Eis que nos chamam para o outro lado. Esperamos aqui as horas que ainda faltam, pois entre exames, análises, resultados e consultas podíamos ficar a morar aqui neste acampamento. Nestes corredores tudo é muito mais urgente e a escatologia fere o olhar. Os cheiros colam-se à pele e mais uma vez sinto admiração por quem sobrevive neste espaço medieval. Falo dos doentes, mas também dos médicos, claro.

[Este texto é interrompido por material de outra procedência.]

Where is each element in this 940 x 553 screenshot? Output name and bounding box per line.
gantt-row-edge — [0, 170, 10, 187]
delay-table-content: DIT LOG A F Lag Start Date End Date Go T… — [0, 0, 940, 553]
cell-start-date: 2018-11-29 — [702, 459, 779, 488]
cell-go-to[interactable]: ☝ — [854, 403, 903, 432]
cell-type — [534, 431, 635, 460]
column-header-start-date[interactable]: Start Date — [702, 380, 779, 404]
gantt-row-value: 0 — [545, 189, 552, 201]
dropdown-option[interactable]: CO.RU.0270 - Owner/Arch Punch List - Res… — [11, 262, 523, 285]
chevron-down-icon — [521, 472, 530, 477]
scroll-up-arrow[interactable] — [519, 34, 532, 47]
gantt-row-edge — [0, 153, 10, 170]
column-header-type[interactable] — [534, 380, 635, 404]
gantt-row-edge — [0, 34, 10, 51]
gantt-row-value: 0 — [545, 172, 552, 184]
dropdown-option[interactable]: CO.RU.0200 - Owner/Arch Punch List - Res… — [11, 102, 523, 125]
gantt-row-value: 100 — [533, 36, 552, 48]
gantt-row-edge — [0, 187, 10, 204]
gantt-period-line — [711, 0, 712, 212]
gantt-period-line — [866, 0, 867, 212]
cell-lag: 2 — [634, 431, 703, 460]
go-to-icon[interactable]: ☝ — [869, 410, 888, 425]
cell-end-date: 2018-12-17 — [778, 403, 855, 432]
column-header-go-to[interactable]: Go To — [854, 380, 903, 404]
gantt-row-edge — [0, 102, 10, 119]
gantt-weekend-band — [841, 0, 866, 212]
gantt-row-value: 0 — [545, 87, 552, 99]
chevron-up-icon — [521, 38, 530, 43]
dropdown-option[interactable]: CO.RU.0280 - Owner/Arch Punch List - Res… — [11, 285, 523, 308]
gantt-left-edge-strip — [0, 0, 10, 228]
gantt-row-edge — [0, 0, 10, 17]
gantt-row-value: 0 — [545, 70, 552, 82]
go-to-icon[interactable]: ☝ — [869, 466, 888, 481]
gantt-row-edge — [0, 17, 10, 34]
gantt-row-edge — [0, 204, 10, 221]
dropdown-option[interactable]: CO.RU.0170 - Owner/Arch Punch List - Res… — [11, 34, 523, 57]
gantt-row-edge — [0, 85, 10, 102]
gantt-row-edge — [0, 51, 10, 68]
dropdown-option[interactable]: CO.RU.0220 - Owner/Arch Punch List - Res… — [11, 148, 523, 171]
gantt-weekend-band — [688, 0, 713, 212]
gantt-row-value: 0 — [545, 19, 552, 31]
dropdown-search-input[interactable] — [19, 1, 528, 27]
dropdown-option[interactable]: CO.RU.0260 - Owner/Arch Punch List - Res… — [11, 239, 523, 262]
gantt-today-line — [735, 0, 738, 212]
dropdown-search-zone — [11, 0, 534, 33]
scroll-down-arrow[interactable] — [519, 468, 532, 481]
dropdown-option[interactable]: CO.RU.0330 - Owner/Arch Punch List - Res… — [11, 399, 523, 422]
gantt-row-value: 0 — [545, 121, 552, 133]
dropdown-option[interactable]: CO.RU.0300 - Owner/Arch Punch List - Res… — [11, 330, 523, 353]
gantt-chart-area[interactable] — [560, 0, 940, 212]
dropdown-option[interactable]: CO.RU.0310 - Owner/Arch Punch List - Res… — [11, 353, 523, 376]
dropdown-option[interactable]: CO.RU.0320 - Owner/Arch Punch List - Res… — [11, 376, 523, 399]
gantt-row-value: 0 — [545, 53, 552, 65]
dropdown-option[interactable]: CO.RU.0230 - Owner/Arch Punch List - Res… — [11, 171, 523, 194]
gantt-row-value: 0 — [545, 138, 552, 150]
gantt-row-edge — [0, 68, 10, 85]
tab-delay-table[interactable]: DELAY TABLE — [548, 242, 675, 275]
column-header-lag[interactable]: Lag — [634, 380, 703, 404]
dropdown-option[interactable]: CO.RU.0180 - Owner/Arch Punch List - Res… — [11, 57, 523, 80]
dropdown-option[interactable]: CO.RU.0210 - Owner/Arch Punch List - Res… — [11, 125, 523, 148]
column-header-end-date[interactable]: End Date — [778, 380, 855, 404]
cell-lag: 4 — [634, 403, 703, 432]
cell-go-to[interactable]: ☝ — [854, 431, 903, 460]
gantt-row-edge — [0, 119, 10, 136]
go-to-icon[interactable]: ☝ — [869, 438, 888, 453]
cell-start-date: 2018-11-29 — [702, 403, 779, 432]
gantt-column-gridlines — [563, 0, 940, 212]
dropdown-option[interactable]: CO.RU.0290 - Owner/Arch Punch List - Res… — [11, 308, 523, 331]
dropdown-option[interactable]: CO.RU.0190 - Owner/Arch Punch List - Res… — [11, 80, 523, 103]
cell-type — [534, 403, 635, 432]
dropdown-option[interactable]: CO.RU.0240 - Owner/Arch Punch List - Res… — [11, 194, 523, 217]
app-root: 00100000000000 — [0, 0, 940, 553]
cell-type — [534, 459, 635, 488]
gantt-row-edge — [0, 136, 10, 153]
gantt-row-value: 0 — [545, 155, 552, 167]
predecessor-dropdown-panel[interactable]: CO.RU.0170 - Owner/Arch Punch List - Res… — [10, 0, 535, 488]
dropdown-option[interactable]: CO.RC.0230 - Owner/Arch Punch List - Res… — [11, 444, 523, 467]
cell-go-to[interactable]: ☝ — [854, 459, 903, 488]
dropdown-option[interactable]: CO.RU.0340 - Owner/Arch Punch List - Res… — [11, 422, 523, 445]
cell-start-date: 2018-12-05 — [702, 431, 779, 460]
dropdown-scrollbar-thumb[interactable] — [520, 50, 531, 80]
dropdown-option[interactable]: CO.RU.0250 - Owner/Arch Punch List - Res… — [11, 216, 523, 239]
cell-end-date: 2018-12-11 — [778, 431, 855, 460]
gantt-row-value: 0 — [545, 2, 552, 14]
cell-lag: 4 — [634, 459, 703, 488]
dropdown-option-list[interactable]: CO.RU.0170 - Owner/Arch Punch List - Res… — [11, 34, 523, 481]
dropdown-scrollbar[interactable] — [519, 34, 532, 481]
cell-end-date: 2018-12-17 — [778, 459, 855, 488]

Aqui passa-se muita coisa ao mesmo tempo e em certas horas é tudo tão grave e fica tudo tão exposto que nos sentimos família uns dos outros. As macas ficam coladas e a respiração é síncrona. De frente para nós está um rapaz que adormeceu numa posição impossível, como se estivesse a dizer um segredo à namorada. Ou como se tivesse capitulado no preciso momento em que pensou dar-lhe um beijo na nuca. Ela não se mexe e tenta ler numa posição de contorcionista para não o acordar, pois dos dois é ele que traz pulseira no pulso. O amor não é só acompanhar à urgência, também é segurar nas carteiras e mochilas uns dos outros, e permanecer assim imóvel, de costas inclinadas e sem amparo, para o namorado poder dormir e descansar uns minutos.

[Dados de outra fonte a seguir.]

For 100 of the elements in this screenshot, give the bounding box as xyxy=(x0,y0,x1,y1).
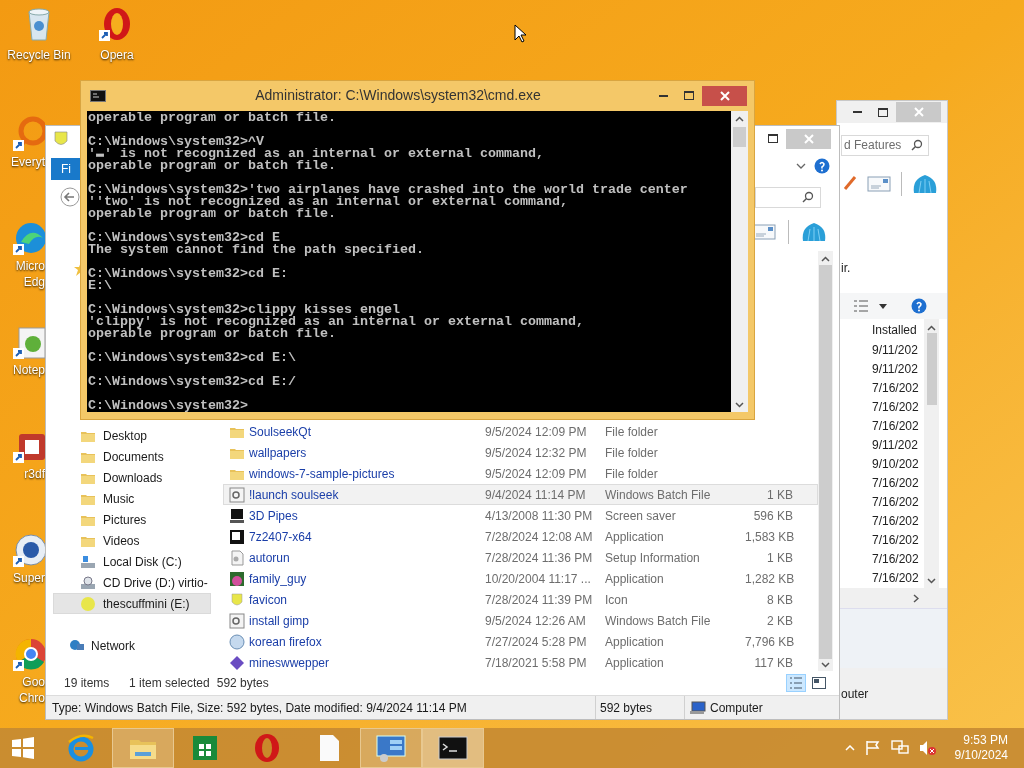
nav-item[interactable]: CD Drive (D:) virtio- xyxy=(53,572,211,593)
show-hidden-icon[interactable] xyxy=(844,745,855,751)
file-tab[interactable]: Fi xyxy=(51,158,80,180)
status-text: outer xyxy=(841,685,869,703)
taskbar-button[interactable] xyxy=(422,728,484,768)
file-row[interactable]: wallpapers 9/5/2024 12:32 PM File folder xyxy=(223,442,818,463)
file-row[interactable]: favicon 7/28/2024 11:39 PM Icon 8 KB xyxy=(223,589,818,610)
dropdown-icon[interactable] xyxy=(879,303,887,309)
muted-speaker-icon[interactable] xyxy=(918,740,937,756)
nav-item[interactable]: Music xyxy=(53,488,211,509)
archive-icon xyxy=(229,528,245,545)
help-icon[interactable] xyxy=(911,298,927,314)
date-cell-text: 7/16/202 xyxy=(872,475,920,492)
shell-icon[interactable] xyxy=(912,173,938,195)
file-name: mineswwepper xyxy=(248,654,331,671)
preview-view-button[interactable] xyxy=(809,674,829,692)
scroll-down-icon[interactable] xyxy=(735,402,744,408)
size-cell-text: 1 KB xyxy=(766,486,793,504)
date-cell-text: 7/16/202 xyxy=(872,513,920,530)
file-row[interactable]: 3D Pipes 4/13/2008 11:30 PM Screen saver 596 KB xyxy=(223,505,818,526)
view-list-icon[interactable] xyxy=(853,299,869,313)
help-icon[interactable] xyxy=(814,158,830,174)
envelope-icon[interactable] xyxy=(867,175,891,193)
file-name: install gimp xyxy=(248,612,311,630)
description-text: ir. xyxy=(841,261,851,275)
scroll-down-icon[interactable] xyxy=(821,662,830,668)
search-field[interactable] xyxy=(755,186,821,208)
scroll-up-icon[interactable] xyxy=(821,256,830,262)
date-cell-text: 7/28/2024 11:39 PM xyxy=(485,591,594,609)
console-line: C:\Windows\system32> xyxy=(88,400,249,412)
file-name: wallpapers xyxy=(248,444,308,462)
checkmark-icon[interactable] xyxy=(843,175,857,193)
file-row[interactable]: install gimp 9/5/2024 12:26 AM Windows Batch File 2 KB xyxy=(223,610,818,631)
file-row[interactable]: windows-7-sample-pictures 9/5/2024 12:09 PM File folder xyxy=(223,463,818,484)
globe-icon xyxy=(229,633,245,650)
column-header[interactable]: Installed xyxy=(872,319,924,341)
scroll-down-icon[interactable] xyxy=(927,578,936,584)
nav-item[interactable]: Network xyxy=(53,635,211,656)
nav-item[interactable]: thescuffmini (E:) xyxy=(53,593,211,614)
flag-icon[interactable] xyxy=(864,740,881,756)
control-panel-icon xyxy=(374,732,408,764)
file-row[interactable]: SoulseekQt 9/5/2024 12:09 PM File folder xyxy=(223,421,818,442)
file-name: korean firefox xyxy=(248,633,323,651)
scrollbar[interactable] xyxy=(731,111,748,412)
windows-logo-icon xyxy=(11,736,35,760)
scrollbar[interactable] xyxy=(924,319,939,588)
nav-item[interactable]: Local Disk (C:) xyxy=(53,551,211,572)
scrollbar[interactable] xyxy=(818,251,833,671)
shortcut-icon[interactable] xyxy=(13,636,45,672)
scroll-up-icon[interactable] xyxy=(735,116,744,122)
chevron-icon[interactable] xyxy=(796,163,806,169)
file-row[interactable]: korean firefox 7/27/2024 5:28 PM Application 7,796 KB xyxy=(223,631,818,652)
file-row[interactable]: mineswwepper 7/18/2021 5:58 PM Application 117 KB xyxy=(223,652,818,671)
file-row[interactable]: 7z2407-x64 7/28/2024 12:08 AM Application 1,583 KB xyxy=(223,526,818,547)
date-cell-text: 7/16/202 xyxy=(872,380,920,397)
date-cell-text: 9/5/2024 12:26 AM xyxy=(485,612,587,630)
close-button[interactable] xyxy=(702,85,747,106)
console-line: operable program or batch file. xyxy=(88,208,337,220)
size-cell-text: 2 KB xyxy=(766,612,793,630)
gear-icon xyxy=(229,486,245,503)
search-field[interactable]: d Features xyxy=(841,134,929,156)
search-icon xyxy=(802,191,814,203)
scroll-right-icon[interactable] xyxy=(913,593,919,603)
console-line: C:\Windows\system32>clippy kisses engel xyxy=(88,304,400,316)
scroll-up-icon[interactable] xyxy=(927,325,936,331)
scrollbar-thumb[interactable] xyxy=(819,265,832,659)
console-line: E:\ xyxy=(88,280,112,292)
application-icon xyxy=(229,570,245,587)
cursor-icon xyxy=(514,24,526,43)
console-line: operable program or batch file. xyxy=(88,160,337,172)
nav-item[interactable]: Desktop xyxy=(53,425,211,446)
date-cell-text: 7/16/202 xyxy=(872,532,920,549)
nav-item[interactable]: Pictures xyxy=(53,509,211,530)
nav-item[interactable]: Downloads xyxy=(53,467,211,488)
file-name: 3D Pipes xyxy=(248,507,299,525)
back-icon[interactable] xyxy=(60,187,80,207)
date-cell-text: 9/5/2024 12:09 PM xyxy=(485,423,588,441)
shortcut-icon[interactable] xyxy=(13,532,45,568)
file-row[interactable]: !launch soulseek 9/4/2024 11:14 PM Windows Batch File 1 KB xyxy=(223,484,818,505)
date-cell-text: 7/18/2021 5:58 PM xyxy=(485,654,588,671)
console-line: C:\Windows\system32>^V xyxy=(88,136,265,148)
envelope-icon[interactable] xyxy=(752,223,776,241)
shortcut-icon[interactable] xyxy=(13,220,45,256)
shell-icon[interactable] xyxy=(801,221,827,243)
nav-item[interactable]: Documents xyxy=(53,446,211,467)
scrollbar-thumb[interactable] xyxy=(926,333,937,405)
gem-icon xyxy=(229,654,245,671)
date-cell-text: 9/4/2024 11:14 PM xyxy=(485,486,587,504)
list-icon xyxy=(789,677,803,689)
drive-icon xyxy=(80,595,96,612)
nav-item[interactable]: Videos xyxy=(53,530,211,551)
file-row[interactable]: autorun 7/28/2024 11:36 PM Setup Information 1 KB xyxy=(223,547,818,568)
scrollbar-thumb[interactable] xyxy=(733,127,746,147)
file-row[interactable]: family_guy 10/20/2004 11:17 ... Application 1,282 KB xyxy=(223,568,818,589)
date-cell-text: 9/5/2024 12:09 PM xyxy=(485,465,588,483)
date-cell-text: 4/13/2008 11:30 PM xyxy=(485,507,594,525)
disc-drive-icon xyxy=(80,574,96,591)
file-name: family_guy xyxy=(248,570,308,588)
type-cell-text: File folder xyxy=(605,423,659,441)
network-icon[interactable] xyxy=(890,740,909,756)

Não consigo descrever a ruína das instalações, sempre sobrelotadas, nem posso escrever sobre todos os pobres e arruinados que aqui param e se acumulam quase em pilhas. Dariam todos um grande filme. Olho já sem ver porque hoje as horas de espera se agravam a cada minuto, por se sucederem os acidentes e outros desastres. Entretanto passaram 7 horas e fico por aqui, no sentido literal e metafórico. Fico também com a certeza de que quem, como alguns destes profissionais de saúde, é capaz de permanecer neste inferno e trabalhar nestas condições dia após dia, salvando vidas após vidas, resgatando solidões atrás de solidões, só pode ter um lugar no céu.